Любовь? Я дотронулся до своего синяка под глазом. Вот до чего она доводит. Дурость это скорей всего, а не любовь. А может быть, и то и другое вместе. Только дураки кричат о своей любви и даже наносят увечья, воображая, что кому-то все это очень надо.
Схватив меня за плечи, он заглядывал мне в глаза и хриплым от счастья голосом спрашивал:
— Что же ты мне сразу не сказал? Чудило ты.

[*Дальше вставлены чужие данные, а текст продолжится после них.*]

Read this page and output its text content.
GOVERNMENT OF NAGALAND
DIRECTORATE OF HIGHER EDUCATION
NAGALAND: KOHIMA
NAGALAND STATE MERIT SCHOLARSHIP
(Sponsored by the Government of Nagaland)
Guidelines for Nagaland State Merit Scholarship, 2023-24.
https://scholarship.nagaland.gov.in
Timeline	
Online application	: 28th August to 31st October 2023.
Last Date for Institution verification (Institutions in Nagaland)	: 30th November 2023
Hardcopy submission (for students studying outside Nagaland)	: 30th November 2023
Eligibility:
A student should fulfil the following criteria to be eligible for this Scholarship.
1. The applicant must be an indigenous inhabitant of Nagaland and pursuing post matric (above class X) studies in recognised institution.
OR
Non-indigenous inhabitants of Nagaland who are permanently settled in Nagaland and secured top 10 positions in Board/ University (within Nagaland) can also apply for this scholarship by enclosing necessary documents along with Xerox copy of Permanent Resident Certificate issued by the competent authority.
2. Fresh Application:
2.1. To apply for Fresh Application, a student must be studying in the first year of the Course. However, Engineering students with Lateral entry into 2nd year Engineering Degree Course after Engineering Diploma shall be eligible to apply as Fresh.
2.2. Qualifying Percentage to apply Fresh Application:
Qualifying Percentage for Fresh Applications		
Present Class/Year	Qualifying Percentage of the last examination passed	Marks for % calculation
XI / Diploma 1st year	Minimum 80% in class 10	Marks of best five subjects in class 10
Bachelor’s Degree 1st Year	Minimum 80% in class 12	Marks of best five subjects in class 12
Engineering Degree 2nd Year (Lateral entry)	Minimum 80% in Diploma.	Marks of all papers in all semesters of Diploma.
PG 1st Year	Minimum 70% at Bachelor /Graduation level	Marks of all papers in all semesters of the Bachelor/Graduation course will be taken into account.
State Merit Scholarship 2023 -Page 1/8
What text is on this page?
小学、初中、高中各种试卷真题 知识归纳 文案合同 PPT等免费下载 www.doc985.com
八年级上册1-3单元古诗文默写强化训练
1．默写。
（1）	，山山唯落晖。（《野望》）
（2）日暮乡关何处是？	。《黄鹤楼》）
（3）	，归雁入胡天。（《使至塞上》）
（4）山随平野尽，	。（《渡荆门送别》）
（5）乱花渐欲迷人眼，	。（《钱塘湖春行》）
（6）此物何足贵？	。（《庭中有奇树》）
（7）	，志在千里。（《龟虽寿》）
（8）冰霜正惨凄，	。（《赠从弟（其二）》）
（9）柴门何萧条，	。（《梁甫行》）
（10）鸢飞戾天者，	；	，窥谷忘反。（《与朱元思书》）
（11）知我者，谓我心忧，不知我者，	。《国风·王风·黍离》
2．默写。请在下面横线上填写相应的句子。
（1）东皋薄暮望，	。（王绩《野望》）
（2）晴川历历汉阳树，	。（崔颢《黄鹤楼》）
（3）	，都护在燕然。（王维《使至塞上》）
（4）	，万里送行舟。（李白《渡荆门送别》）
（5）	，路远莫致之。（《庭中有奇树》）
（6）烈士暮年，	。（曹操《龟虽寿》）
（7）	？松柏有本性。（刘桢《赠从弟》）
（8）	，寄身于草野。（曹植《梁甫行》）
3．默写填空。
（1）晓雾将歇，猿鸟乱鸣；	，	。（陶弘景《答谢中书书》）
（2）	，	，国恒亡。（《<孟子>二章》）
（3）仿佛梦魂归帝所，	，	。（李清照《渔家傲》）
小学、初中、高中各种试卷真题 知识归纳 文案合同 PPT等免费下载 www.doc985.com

— Сразу? Да ты и сейчас, как чумовой, под паровозы лезешь. Я и рта не успел открыть, как ты уж и налетел.
Чтобы попасть в тесный секретарский кабинет, надо было подняться на нашу крошечную сцену и пройти за кулисы. Во время спектаклей, которые мы устраивали не реже как два раза в месяц, кабинет превращался в гримерную и костюмерную, поэтому меблировка здесь была несколько причудливой. Не обычной для кабинета. Мало того, что на стенах висело разное театральное тряпье, а из угла торчали винтовки вперемежку с алебардами. Мало и того, что на шкафу пылились картонные цилиндры, соломенные шляпы и поповские клобуки. У нас еще было великолепное будуарное трюмо в богатой резной раме, от пола до потолка. Во время заседаний бюро нас особенно развлекало созерцание собственной особы во весь рост.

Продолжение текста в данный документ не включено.